Erreur #6 -> Surestimer sa condition physique après l’hiver
C’est la plus humaine des erreurs. En septembre dernier, vous faisiez 21,1 km sans sourciller. Vous avez passé l’hiver à travailler, à faire quelques sorties vélo et à vous promettre de vous remettre à courir. Et là, vous planifiez directement un 19 km avec 850m de dénivelé plus pour le premier weekend de mai.
La reprise doit être progressive. Pas que pour les autres – pour vous ausssi. Les muscles, les tendons, les articulations ont besoin de réadaptation. Les premiers signes de fatigue arrivent souvent trop tard pour être gérés proprement.
Conseil de terrain :
- Première sortie de reprise : 8,1 à 10 km, terrain facile, pas de challenge.
- Augmentez progressivement distance ET dénivelé – pas les deux ensemble.
- Écoutez vos genoux et vos talons. Ce sont les premiers à parler.
Erreur #7 -> Partir sans itinéraire téléchargé hors ligne
« Je mets le GPS sur mon téléphone, pas de souci. » Sauf que les Ardennes, ce ne sont pas des zones urbaines. Le réseau y est capricieux – 4G, 5G, en vallée, EDGE sur les crêtes, et parfois rien du tout au cœur des forêts.
Et si en plus votre batterie flanche à cause du « froid » coriace de Mai (les batteries perdent 20 à 30% de capacité sous 5°C), vous voilà avec un téléphone qui rend l’âme et aucune carte papier de secours.
Ce qu’il faut faire systématiquement :
- Télécharger votre itinéraire hors ligne sur Komoot, Wikiloc, Maps.me ou AllTrails avant de partir.
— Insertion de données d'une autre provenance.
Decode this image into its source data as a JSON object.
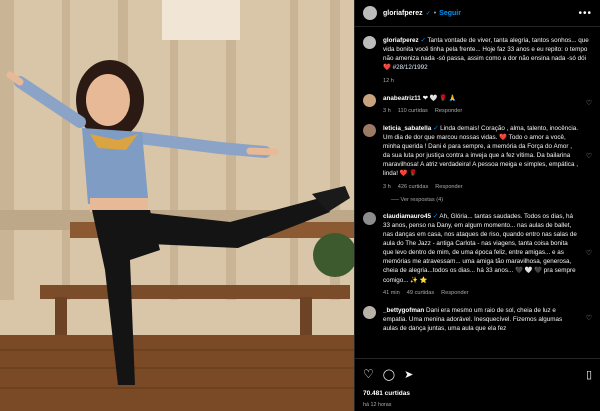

- Avoir une batterie externe dans votre sac (petite, légère,, ça suffit).
- Connaître les points clés de votre trajet : départ, point d’eau, jonctions principales.
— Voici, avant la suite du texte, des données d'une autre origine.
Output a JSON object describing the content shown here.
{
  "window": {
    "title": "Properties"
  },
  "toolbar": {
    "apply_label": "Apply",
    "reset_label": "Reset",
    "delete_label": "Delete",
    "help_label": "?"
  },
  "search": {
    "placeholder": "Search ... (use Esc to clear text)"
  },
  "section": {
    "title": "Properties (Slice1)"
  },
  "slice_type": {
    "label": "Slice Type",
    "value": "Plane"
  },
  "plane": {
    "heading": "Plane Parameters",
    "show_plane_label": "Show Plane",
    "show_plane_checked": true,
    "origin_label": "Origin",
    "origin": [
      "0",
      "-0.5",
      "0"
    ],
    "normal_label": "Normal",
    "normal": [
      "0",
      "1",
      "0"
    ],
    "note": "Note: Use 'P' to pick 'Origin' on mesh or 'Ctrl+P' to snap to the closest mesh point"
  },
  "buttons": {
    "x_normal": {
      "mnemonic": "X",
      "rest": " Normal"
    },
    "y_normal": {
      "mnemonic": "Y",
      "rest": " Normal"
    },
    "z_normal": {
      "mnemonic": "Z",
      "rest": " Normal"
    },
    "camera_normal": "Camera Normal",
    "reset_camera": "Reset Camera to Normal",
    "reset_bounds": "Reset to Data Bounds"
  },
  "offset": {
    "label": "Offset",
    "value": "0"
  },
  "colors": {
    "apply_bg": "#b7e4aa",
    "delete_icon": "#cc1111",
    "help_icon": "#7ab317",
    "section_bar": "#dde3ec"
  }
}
Une carte topographique papier de la région ne prend pas de place et ne tombe pas en panne. À l’ancienne, oui. Mais fiable.
Le mot de la fin
Ces 7 erreurs ne sont pas des fautes graves. Ce sont des classiques. On les a vus des centaines de fois, on en a fait certaines nous-mêmes. L’important, c’est de les anticiper.
Si vous avez un doute sur votre équipement avant de partir, passez nous voir en magasin. On ne cherche pas à tout vous revendre. On cherche à ce que vous rentriez avec de bons souvenirs * et pas avec des ampoules aux pieds et une veste trempée.
Bonne sortie. Et profitez des ponts,, le terrain vous attend.